Was im privaten Umfeld mitunter nervend ist, kann im Unternehmensumfeld erfolgskritisch sein. Denn es geht heute mehr denn je darum, Kulturen und Mechanismen zu definieren und zu leben, die es ermöglichen, Information nicht nur großflächig zu verteilen, sondern anzureichern, zu selektieren und so aufzubereiten, dass sie von unterschiedlichsten Stakeholdern angezapft und weiterverarbeitet werden kann. Der „Weiterleiten“-Button im E-Mail trägt jedenfalls eher zu einer Verschärfung denn zu einer Lösung des Problems bei – genauso wie der „ReTweet“-Button im Twitter oder der „Like“-Button im Facebook.

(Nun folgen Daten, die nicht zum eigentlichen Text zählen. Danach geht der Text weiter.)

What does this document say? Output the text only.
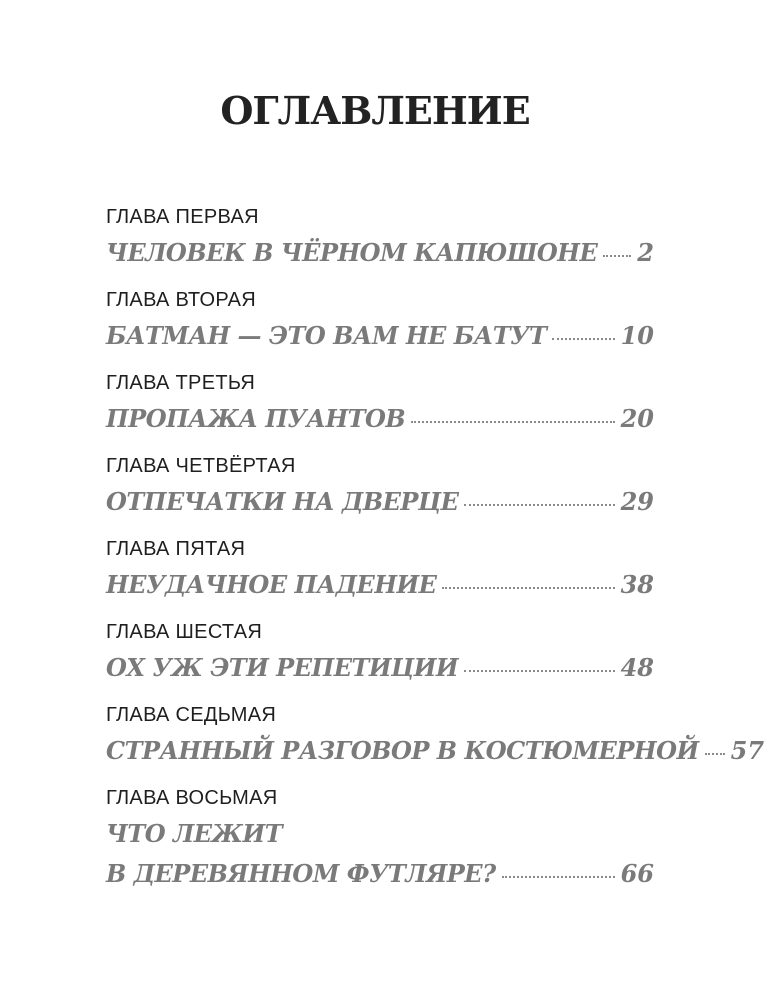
ОГЛАВЛЕНИЕ
ГЛАВА ПЕРВАЯ
ЧЕЛОВЕК В ЧЁРНОМ КАПЮШОНЕ 2
ГЛАВА ВТОРАЯ
БАТМАН — ЭТО ВАМ НЕ БАТУТ	10
ГЛАВА ТРЕТЬЯ
ПРОПАЖА ПУАНТОВ	20
ГЛАВА ЧЕТВЁРТАЯ
ОТПЕЧАТКИ НА ДВЕРЦЕ	29
ГЛАВА ПЯТАЯ
НЕУДАЧНОЕ ПАДЕНИЕ	38
ГЛАВА ШЕСТАЯ
ОХ УЖ ЭТИ РЕПЕТИЦИИ	48
ГЛАВА СЕДЬМАЯ
СТРАННЫЙ РАЗГОВОР В КОСТЮМЕРНОЙ 57
ГЛАВА ВОСЬМАЯ
ЧТО ЛЕЖИТ
В ДЕРЕВЯННОМ ФУТЛЯРЕ?	66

Auf der anderen Seite bringt es nichts, dieser explosiven Situation mit rückwärtsgewandten Utopien zu begegnen und stereotyp den Untergang der Qualität zugunsten der Quantität zu beklagen, während man seine Kreativität allein darauf verwendet, immer neue Bedrohungsmetaphern an die Wand zu malen, die unsere Misere beschreiben. Die inflationäre Rede von “Daten-Tsunamis” und “Daten-Gaus”, die uns drohen, zeigt nur, dass die traditionellen Methoden der Archivierung und Aufbereitung und Feilbietung des Wissens nicht mehr greifen. Die Rede ist von klassischen, eindimensionalen Intranets, die – einem Bottom-Down-Ansatz folgend – vorgefertigte Informationen für wiederkehrende Aufgaben zur Verfügung stellen.

Oscar Berg spricht in einem hochinteressanten Blogbeitrag von der Notwendigkeit einer neuen Art des „Sozialen Intranets“, das den wissensbasierten Arbeitsabläufen Rechnung trägt, die heute laut Studie der Work Foundation bereits von 70% der Mitarbeiter in Unternehmen gelebt werden.

The social intranet is not just about adding a layer of social collaboration tools; it is a platform that combines the powers of push with the powers of pull to supply anyone who participates and contributes within an extended enterprise with the information, knowledge and connections they need to make the right decisions and act to fulfill their objectives. It equips everyone with the tools that allows them to participate, contribute, attract, discover, find and connect with each other to exchange information and knowledge and/or collaborate. It connects information demand with information supply in knowledge-intensive businesses, something which can only be done by involving all employees in the information supply, removing bottle-necks created by the production model (such as approval workflows and that everything must fit in a central taxonomy) and enabling employee-to-employee information exchange.

Die Definition zeigt, dass wir es tunlichst unterlassen sollten, diese neu aufkommenden Arbeitskulturen auf einen oder wenige Aspekte zu reduzieren. Denn das „Facebook für das Unternehmen“ wird nicht erfolgreich sein, indem man Features kopiert, sondern dadurch, dass man neu erworbene Kulturtechniken ernst nimmt und mit Blick auf die Unternehmensbedürfnisse übersetzt und anwendet. Microsoft SharePoint ist zweifellos ein wichtiger Schritt in diese Richtung.

Teamwork & Personal Cloud July 14, 2010

Posted by Wolfgang Tonninger in Business, Microsoft, New World of Work, Trends, User-Experience.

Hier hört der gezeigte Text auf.